This is a short guide on type-level programming in Scala. This is intended to cover some basics, along with some lessons learned from the marginal experience I have. As a disclaimer, I am not an expert on the subject, and there are many cases where I flat-out don't understand something. I'm writing this up because I recently worked on a project doing type-level Scala things, and I wanted to write down the lessons learned before they inevitably disappeared from my brain.
Consider the following code snippet:
val x: Int = 7At the type level, the compiler knows that x is of type Int; i.e., x is an integer.
However, the compiler doesn't specifically know which integer x is, only that x is an integer.
This prevents us from doing certain sorts of reasoning at compile time.
For example, consider the following code:
val x: Int = 7
val arr: Array[String] = Array("foo", "bar", "baz")
val value: String = arr(x)The above code compiles, even though arr has no index 7.
This is because we've lost some important information; we don't know specifically which integer x is, only that x is an integer and that array access works for some integers.
The compiler effectively optimistically assumes that x is a valid index, and the JVM will check this at runtime.
In this case, the code compiles, but it gives us a runtime error, precisely because we didn't have enough information to reason about this at compile time.
Type-level programming addresses this sort of problem by allowing us to reason about specific values at compile time, not just runtime.
With type-level programming, we can effectively encode 7 itself as a type.
In other words, we don't just say that 7 is an Int, but rather that 7 is an Int with value 7.
Similarly, we don't just create an array of values, we create an array of length 3 holding "foo", "bar", and "baz", where all this information is available at the type level.
This allows us to write much more specific type sigantures, because we can talk about specific values which are permitted.
While this sounds pretty neat, this is not a panacea, and there are some real limits.
Perhaps the greatest limit is that this sort of reasoning only works on data available at compile time.
For example, if we read in an input from the user at runtime, this means we don't know which specific value was input at compile time.
If the user inputs an integer, then at compile time we only know that it is an Int.
The repercussion of this is that anything this user input touches needs to be able to work with a generic Int, at least without having some code around it to recover type information (e.g., we look at the input at runtime, and break it into fixed types which are known at compile time).

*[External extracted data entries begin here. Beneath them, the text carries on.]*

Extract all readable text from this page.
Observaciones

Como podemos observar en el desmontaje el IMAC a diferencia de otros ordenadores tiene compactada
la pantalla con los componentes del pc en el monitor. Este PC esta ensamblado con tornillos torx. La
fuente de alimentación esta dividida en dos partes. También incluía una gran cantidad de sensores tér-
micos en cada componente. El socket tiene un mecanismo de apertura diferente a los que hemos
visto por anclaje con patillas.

Other limitations are more technical in nature. It can be very awkward to write some of this type-level programming stuff in Scala, as the language isn't exactly designed for this. We effectively push the bounds of Scala, and are trying to make it behave like a dependently typed language. Not only can this make writing code unwieldy, this also leads to issues where the code you write can be correct, but the compiler nonetheless can't reason about it. From personal experience, this doesn't come up in practice with simple problems, but I've had it come up with more complex ones (namely, trying to implement type inference at the type level using type-level unification...this was a fun project up until a dead stop). Where Scala will fail here is that the type inferencer won't be able to figure something out, and it needs us to hold its hand. Unfortunately, this is much easier said than done.
While the lack of support for reasoning about runtime values is major, you can still do a lot of things at compile time. Notably, if you've written your code in a way that much of it is based on statically-known data, then anything operating on this statically-known data is eligible for type-level reasoning. From personal experience, this is most advantageous when making an internal deeply-embedded DSLs in Scala. This is a fancy way of saying "I'm making a programming language where the abstract syntax tree (AST) is itself a Scala data structure". Normally, when constructing ASTs, we only have Scala's typechecking rules available to do so. This makes it easy to construct an AST which encodes an ill-typed program. We can use type-level programming in Scala to reject such ASTs at Scala's compile time.
This guide is divided into lessons, with one directory per lesson. This is intended to be followed in the following order:
- Data Structures (
data_structures) - Implicits (
implicits) - Basic Operations (
basic_operations) - Advanced Operations (
advanced_operations)
I'm using Scala 2.12.6 for all code.